Bersin’s article is thoughtful and detailed, but what grabbed my attention was his discussion of the rise and possible fall of the almighty LMS. Bersin is focused mainly on the use of LMSs in corporate environments, but some of his points could easily be understood in terms of education. In the past ten years, I have been involved with the changing of LMSs at every university with which I’ve ever been affiliated, from the perspective of a student, a faculty member, a trainer, and an administrator. From eCollege to Blackboard to LearningStudio (RIP) to D2L to Canvas and the countless others that I have so sadly forgotten – it seems like we’re all in search of something better, more engaging, and cheaper. With the insane amount of pressure that goes into rolling out a new LMS at a university-wide level, I sincerely believe that when those decisions are made, they are done so with the expectation that all the headaches will be worth it. But, as Bersin suggests, maybe LMSs are slowly become artifacts used more for their cataloging abilities than anything directly connected with learning.
A few weeks back, I was at a teaching conference and one of the speakers made the statement that learning in the 21st Century is much more about being able to find the answers than it is about knowing the answers. From a theoretical perspective, I struggle with this a little. Isn’t part of knowledge knowing things? But as someone who is dedicated to understanding teaching and learning, I see the value and truth in this statement. After all, memorizing facts doesn’t equate to knowledge. It makes sense that I’m a bit torn because, as I learned this week, I’m part of a micro generation that falls snuggly between Gen Xers and Millennials known as Xennials - those of us with analogue childhoods and digital adulthoods. And all of this is relevant because it impacts the way I understand Bersin’s argument.
He makes the statement that learning is all about meeting learners where they are and that’s where LMSs fall short. And I tend to agree with him. So I started thinking about the way I’ve always, no matter what names they went by, used LMSs.
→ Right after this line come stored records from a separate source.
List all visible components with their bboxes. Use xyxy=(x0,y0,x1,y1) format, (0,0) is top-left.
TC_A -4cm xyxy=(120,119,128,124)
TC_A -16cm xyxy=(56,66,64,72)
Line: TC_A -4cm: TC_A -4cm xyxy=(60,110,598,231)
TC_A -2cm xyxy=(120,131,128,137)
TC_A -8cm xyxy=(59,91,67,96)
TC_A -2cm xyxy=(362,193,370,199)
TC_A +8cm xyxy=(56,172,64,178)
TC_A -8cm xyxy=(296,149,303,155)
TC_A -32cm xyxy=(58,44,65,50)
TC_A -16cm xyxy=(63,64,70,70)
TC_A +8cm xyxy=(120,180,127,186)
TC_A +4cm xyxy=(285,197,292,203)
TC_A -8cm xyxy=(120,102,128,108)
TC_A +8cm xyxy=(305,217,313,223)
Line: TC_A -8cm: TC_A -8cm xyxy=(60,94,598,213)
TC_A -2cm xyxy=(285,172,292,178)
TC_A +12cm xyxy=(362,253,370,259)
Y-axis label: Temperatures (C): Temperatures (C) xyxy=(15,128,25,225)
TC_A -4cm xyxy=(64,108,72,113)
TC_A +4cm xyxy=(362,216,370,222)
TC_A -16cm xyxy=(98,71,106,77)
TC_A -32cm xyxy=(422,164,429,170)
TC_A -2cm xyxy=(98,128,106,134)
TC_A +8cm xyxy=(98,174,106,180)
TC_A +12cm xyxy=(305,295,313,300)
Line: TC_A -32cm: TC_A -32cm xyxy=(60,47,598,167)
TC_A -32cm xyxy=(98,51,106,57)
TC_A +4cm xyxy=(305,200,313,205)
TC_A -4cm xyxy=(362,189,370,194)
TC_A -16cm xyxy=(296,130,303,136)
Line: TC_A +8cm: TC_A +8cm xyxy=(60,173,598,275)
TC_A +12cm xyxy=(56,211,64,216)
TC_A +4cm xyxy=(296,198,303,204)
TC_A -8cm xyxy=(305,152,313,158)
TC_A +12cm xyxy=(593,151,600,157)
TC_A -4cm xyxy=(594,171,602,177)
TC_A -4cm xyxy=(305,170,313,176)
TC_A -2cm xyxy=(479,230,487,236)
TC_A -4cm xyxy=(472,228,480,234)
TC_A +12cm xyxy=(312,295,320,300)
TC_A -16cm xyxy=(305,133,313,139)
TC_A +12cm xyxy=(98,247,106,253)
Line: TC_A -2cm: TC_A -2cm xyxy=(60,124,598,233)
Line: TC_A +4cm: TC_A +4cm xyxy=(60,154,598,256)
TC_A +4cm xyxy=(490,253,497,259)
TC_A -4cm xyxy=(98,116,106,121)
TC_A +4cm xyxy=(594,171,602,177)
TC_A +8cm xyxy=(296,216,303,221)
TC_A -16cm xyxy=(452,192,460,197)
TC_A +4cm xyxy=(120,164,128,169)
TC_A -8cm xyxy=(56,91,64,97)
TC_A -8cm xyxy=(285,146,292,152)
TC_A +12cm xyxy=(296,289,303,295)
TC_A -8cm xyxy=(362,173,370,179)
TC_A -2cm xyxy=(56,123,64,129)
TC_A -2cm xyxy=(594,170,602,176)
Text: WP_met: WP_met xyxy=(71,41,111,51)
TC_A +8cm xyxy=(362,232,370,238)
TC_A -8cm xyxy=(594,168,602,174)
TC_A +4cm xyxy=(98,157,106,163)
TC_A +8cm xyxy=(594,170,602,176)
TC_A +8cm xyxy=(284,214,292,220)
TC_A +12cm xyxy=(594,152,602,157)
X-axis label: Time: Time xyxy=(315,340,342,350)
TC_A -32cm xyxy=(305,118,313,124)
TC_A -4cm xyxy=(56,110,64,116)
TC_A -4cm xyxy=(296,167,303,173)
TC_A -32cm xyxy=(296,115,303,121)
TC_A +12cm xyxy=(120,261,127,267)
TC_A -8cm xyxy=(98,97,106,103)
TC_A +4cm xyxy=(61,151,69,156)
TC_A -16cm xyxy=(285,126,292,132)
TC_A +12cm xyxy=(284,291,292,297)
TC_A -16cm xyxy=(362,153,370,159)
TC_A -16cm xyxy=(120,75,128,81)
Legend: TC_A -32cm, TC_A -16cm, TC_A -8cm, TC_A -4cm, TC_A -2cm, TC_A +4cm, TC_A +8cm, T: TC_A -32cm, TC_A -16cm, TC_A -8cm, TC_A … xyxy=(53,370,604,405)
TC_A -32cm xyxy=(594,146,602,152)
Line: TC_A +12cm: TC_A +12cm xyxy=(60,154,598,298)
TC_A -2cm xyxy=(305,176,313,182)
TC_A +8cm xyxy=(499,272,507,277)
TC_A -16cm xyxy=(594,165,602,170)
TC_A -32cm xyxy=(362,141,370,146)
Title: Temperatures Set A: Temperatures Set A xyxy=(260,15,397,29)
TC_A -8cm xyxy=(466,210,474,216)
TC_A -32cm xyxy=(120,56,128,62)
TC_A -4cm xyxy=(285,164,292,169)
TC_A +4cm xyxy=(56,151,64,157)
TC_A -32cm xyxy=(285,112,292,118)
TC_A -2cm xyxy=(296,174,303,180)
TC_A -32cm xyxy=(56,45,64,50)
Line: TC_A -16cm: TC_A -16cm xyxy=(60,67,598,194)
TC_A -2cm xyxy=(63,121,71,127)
I’d like to think that my courses were built as dynamic, interactive sites that allowed users to learn and engage with the materials and their classmates, but in reality, I’ve been using them mostly as storage. Ugh, that’s not Web 2.0 at all. But what about the cool, interactive things I’ve incorporated like wikis and adaptive learning technologies? Oh, no, I don’t think those count either. They are linked under the LMS, but they live outside under different platforms. Maybe Bersin’s right, maybe “today’s LMS is much more of a compliance management system, serving as a platform for record-keeping."
So where do we, in education, go from here? Bersin presents several options, but in the world of state budgets, accreditation, and FERPA, we’re not quite ready for those options yet – a discussion similar to the one we had in the data analytics class.
His argument, though, is solid. Ongoing, continuous macro-learning isn’t really possible though the use of LMSs. Some of us place a great deal of value on Web 2. 0 for learning, and rightfully so, but the problems and complications we have with that mindset go far beyond the limitations of our LMS. We’re beginning to see the importance of meeting learners where they are, engaging in active learning, and applying interdisciplinary skills across students' academic experiences, but, in the simplest terms, that’s because that’s what we do. Those styles of teaching aren’t the norm yet, and sometimes I think we forget that. It's not a matter of changing LMSs, it's a matter of shifting the paradigm.
Bersin is right, but for us, there’s a lot more on trial here than the features of our LMS. Our universities are at crossroads far beyond simple teaching styles and technologies. As institutions, we’ve learned so much about learning in the past 30 years that we haven’t been able to (or in some cases haven’t wanted to) keep up. Maybe that’s why as I read Bersin’s article I kept thinking, well, that wouldn’t work in education. But why wouldn’t it?
In the opening of this post I mentioned that social networking is what you make of it, but I don’t think we’re there yet in education. We still hold pretty closely to the idea that our jobs are to provide information and give answers. But maybe that’s where we could learn something from Web 2.0. Maybe we should place more value on the students and their abilities to find solutions (and our abilities to guide rather than give) and engage with their communities instead of limiting them to the confines of the physical walls of the classroom or, in this case, the password protected walls of the LMS.
In reality, and with all education theory aside, if LMS providers are giving institutions what they want, then their abilities say a lot more about us than they do about them.